Das "Endspiel" in der Berliner Arena wollten sich 8867 Fans am frühen Mittwochabend nicht entgehen lassen. Auch Weltmeister Johannes Thiemann war gekommen, um sein Ex-Team anzufeuern. Und die Gastgeber zeigten erneut das "Vertrauen" in das eigene Spiel, wie Headcoach Calles nach dem Auswärtserfolg am Sonntag analysiert hatte.
Beim Stand von 9:9 nahm Alba Fahrt auf und gab die Führung bis zum Schluss nicht mehr her.
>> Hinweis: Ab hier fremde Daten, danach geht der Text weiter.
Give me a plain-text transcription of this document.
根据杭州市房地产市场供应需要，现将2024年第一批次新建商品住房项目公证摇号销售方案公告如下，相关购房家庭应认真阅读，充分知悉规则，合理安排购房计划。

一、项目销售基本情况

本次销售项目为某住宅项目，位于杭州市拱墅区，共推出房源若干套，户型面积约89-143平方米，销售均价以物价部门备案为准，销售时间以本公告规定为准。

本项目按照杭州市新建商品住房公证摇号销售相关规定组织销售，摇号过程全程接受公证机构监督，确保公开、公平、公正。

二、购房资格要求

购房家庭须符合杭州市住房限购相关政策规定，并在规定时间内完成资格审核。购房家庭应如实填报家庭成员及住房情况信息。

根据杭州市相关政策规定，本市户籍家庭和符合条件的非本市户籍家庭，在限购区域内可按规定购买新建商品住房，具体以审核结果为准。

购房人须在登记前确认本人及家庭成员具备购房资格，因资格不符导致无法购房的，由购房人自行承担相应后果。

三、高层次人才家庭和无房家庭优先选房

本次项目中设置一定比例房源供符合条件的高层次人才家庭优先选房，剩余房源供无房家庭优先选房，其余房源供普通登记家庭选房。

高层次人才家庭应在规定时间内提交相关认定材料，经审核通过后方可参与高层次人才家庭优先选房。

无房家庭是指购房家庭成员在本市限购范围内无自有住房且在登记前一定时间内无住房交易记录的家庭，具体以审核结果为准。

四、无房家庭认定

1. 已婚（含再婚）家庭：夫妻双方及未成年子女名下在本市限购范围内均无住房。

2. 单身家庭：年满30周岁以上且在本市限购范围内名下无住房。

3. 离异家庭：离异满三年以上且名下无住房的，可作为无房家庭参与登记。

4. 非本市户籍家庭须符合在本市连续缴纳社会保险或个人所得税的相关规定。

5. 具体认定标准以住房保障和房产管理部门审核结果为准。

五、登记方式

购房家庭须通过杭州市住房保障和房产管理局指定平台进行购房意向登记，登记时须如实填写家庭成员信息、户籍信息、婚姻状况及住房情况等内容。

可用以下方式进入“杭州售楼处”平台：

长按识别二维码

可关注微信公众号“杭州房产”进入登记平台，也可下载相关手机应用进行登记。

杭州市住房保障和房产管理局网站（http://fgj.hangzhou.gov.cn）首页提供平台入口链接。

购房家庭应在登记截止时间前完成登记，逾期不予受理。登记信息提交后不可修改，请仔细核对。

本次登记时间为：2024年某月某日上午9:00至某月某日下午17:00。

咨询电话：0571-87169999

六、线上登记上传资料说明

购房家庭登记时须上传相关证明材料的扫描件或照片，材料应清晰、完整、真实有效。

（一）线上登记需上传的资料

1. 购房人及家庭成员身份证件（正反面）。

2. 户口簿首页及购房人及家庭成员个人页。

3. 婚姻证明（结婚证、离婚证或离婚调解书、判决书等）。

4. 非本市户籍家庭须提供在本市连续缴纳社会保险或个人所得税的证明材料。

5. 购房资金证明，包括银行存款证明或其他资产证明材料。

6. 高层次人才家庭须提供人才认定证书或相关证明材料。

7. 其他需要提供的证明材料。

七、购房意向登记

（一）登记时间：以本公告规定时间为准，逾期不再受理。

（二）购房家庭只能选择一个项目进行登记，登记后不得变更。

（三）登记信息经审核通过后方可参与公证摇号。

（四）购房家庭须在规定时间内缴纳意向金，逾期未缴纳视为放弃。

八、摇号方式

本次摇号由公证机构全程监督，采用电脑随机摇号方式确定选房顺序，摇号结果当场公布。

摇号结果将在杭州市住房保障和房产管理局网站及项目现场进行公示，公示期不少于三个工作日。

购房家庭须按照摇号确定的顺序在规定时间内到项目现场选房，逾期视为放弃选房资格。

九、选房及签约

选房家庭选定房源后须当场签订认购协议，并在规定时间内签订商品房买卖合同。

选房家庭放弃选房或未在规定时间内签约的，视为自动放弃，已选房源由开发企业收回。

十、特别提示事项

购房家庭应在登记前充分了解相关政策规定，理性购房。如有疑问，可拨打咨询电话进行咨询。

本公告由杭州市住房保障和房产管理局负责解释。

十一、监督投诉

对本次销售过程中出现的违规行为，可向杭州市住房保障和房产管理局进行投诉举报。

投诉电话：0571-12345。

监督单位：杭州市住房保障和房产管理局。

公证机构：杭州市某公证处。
Albas 20 Jahre alter Jack Kayil, der bereits für die NBA gehandelt wird, übernahm mit 20 Punkten Verantwortung. Auch der isländische Spielmacher Martin Hermannsson war mit 19 Punkten erneut kaum zu stoppen.
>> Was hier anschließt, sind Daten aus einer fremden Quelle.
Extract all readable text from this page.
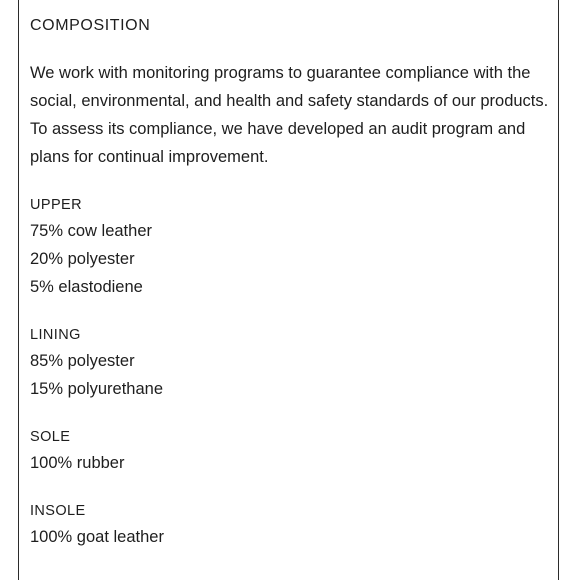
COMPOSITION

We work with monitoring programs to guarantee compliance with the social, environmental, and health and safety standards of our products. To assess its compliance, we have developed an audit program and plans for continual improvement.

UPPER
75% cow leather
20% polyester
5% elastodiene
LINING
85% polyester
15% polyurethane
SOLE
100% rubber
INSOLE
100% goat leather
Auf Seiten von Vechta stemmte sich Alonso Verge mit 19 Punkten vergeblich gegen die Niederlage, das Team des zweitbesten Werfers der Hauptrunde konnte das zweite Viertelfinal-Aus in Serie nicht abwenden. Alba träumt derweil weiter von der ersten Meisterschaft seit 2021, als noch "Big Man" Thiemann auflief. Ab Samstag duelliert sich Alba nun mit BMA365 Bamberg Baskets im Halbfinale.